“Honey, do I look fat in this?” These six little words that instill fear in all men everywhere, because if men answer incorrectly, it’s like stomping on paper thin ice. But why is that? Why do we get so upset when someone else has something negative to say about our body image? Studies have shown a number of things that try to answer that very question. There is a tie between weight and body image.
Some arguments claim that losing weight and your body image are practically synonymous. According to Livestrong.com, one’s body image and their self-esteem closely correlate. That would explain why we’re either ready to flaunt our bikini bodies at the beach or hide under your towel. Now, this doesn’t mean to go exercise extensively and you’ll automatically love yourself.
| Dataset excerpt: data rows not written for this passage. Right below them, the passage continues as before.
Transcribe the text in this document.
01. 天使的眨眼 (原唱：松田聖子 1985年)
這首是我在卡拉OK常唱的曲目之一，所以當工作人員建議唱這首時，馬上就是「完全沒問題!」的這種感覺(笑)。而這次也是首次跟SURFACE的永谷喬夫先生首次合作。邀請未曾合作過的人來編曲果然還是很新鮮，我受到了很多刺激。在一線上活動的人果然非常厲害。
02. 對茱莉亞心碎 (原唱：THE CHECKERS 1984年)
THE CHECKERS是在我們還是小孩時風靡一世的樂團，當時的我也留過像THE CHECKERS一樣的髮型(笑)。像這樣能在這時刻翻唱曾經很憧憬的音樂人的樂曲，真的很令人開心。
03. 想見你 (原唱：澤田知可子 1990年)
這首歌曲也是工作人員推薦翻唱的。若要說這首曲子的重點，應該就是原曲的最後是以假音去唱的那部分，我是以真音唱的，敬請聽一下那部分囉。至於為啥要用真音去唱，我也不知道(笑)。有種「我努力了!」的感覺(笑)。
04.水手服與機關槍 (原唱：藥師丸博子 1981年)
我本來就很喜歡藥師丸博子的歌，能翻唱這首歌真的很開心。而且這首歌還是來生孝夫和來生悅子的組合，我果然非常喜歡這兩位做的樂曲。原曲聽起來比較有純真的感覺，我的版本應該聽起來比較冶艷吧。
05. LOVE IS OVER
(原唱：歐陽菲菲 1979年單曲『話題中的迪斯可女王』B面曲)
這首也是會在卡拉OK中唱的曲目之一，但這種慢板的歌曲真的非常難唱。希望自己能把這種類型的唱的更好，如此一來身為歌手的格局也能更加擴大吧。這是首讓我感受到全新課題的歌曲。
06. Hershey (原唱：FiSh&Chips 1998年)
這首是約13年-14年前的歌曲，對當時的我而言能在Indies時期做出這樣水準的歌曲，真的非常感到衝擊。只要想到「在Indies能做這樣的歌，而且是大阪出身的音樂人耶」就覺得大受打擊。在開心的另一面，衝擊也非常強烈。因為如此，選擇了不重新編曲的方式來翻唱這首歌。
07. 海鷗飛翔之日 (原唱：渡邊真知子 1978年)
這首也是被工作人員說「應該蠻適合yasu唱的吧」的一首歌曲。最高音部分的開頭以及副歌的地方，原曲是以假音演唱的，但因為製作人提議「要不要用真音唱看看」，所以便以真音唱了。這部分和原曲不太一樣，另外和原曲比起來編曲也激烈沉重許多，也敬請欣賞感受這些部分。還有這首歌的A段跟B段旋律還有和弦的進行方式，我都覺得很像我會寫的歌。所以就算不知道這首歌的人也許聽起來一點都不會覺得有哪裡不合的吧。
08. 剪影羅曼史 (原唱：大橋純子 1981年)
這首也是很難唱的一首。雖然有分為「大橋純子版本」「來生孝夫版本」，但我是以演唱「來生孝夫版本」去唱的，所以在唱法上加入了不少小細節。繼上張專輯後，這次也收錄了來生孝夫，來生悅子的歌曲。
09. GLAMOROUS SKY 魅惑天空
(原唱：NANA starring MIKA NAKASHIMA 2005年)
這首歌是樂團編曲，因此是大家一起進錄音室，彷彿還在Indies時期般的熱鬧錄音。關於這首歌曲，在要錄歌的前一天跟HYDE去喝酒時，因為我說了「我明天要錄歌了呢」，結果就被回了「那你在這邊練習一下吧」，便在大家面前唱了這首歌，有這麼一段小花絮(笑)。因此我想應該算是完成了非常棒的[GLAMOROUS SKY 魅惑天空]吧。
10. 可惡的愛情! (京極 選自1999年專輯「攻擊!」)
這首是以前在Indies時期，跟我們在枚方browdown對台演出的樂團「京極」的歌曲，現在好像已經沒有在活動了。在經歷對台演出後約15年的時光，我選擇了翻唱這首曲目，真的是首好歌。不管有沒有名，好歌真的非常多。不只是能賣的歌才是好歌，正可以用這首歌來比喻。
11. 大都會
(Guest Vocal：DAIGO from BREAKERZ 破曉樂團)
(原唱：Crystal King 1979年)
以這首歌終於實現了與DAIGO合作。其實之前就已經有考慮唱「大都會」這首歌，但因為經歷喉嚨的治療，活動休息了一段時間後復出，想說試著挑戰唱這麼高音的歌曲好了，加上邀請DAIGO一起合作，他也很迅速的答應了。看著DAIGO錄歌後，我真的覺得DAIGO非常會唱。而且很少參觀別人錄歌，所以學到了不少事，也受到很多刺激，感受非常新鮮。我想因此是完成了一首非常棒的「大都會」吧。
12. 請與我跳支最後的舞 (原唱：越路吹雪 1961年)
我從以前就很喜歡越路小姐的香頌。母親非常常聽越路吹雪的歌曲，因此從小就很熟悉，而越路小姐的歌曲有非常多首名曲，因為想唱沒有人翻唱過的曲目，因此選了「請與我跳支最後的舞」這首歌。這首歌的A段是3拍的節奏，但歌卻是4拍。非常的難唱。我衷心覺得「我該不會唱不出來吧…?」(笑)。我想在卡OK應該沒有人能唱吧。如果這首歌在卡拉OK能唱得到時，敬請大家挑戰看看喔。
Getting to a healthy number on the scale and having a high self-esteem requires two things: of course, shedding pounds, and being comfortable in your own skin.
However, it’s not that easy, says Purdue Sociologist Sarah Mustillo. After conducting a case study that followed around two different groups of teenage girls from two different races, she found that one group was happier with being overweight while the other was self-conscious. As a result, she claimed that body image and weight do not go hand-in-hand. She explains that when somebody loses weight, gaining the expected body confidence may take longer than anticipated. Mustillo also states that one’s perception of their body is deeply embedded with an overarching sense of self. In other words, when we compare ourselves to other people and feel inferior, it’s not only due to our bodies; it could be hair, skin, height, even intelligence, kindness, and skills. We also crumble under a societal force to be the to best, unique, and so on. This is what encourages us to compare ourselves to each other, and in most cases, our bodies.
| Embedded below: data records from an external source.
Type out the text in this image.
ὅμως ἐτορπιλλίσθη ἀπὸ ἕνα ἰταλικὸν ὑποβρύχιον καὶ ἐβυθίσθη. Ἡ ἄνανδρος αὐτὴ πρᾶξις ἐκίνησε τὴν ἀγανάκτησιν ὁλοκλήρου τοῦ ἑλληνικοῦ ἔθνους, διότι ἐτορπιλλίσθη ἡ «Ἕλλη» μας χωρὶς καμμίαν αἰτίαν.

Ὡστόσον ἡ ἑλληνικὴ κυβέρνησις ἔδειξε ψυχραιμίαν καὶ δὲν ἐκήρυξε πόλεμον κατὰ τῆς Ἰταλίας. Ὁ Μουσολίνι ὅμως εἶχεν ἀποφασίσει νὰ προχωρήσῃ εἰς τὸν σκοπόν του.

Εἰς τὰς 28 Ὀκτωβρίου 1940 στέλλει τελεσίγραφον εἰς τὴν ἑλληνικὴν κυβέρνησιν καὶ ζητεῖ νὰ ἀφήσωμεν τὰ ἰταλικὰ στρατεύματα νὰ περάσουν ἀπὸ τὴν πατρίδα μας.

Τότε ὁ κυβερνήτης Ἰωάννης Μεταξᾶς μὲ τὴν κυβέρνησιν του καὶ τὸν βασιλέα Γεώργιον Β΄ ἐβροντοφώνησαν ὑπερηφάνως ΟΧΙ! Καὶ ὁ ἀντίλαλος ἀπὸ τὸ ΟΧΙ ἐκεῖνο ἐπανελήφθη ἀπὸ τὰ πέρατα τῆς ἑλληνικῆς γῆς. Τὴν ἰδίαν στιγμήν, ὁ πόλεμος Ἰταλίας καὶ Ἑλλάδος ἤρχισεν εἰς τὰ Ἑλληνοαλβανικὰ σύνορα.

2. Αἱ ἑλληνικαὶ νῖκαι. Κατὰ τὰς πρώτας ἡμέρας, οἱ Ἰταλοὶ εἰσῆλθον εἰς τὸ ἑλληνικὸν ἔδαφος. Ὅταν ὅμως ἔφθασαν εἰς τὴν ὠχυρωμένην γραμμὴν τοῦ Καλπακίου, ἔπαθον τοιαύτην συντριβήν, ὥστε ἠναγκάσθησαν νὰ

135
So, what can we take away from this? Mustillo says that to build a better body image, you need to start on the inside. She points out that girls who have a strong hold of who they are and their identity tend to have a better body image. She’s not the only one to claim that a better sense of self contributes to better body image: a study at Mount Allison University in Canada also supported the claim that more self-compassion and self-esteem in your skin were associated with a better body image.
All in all, losing weight may not guarantee that you feel better about yourself, but loving the healthy and fit body that you possess may be the key to a better body image.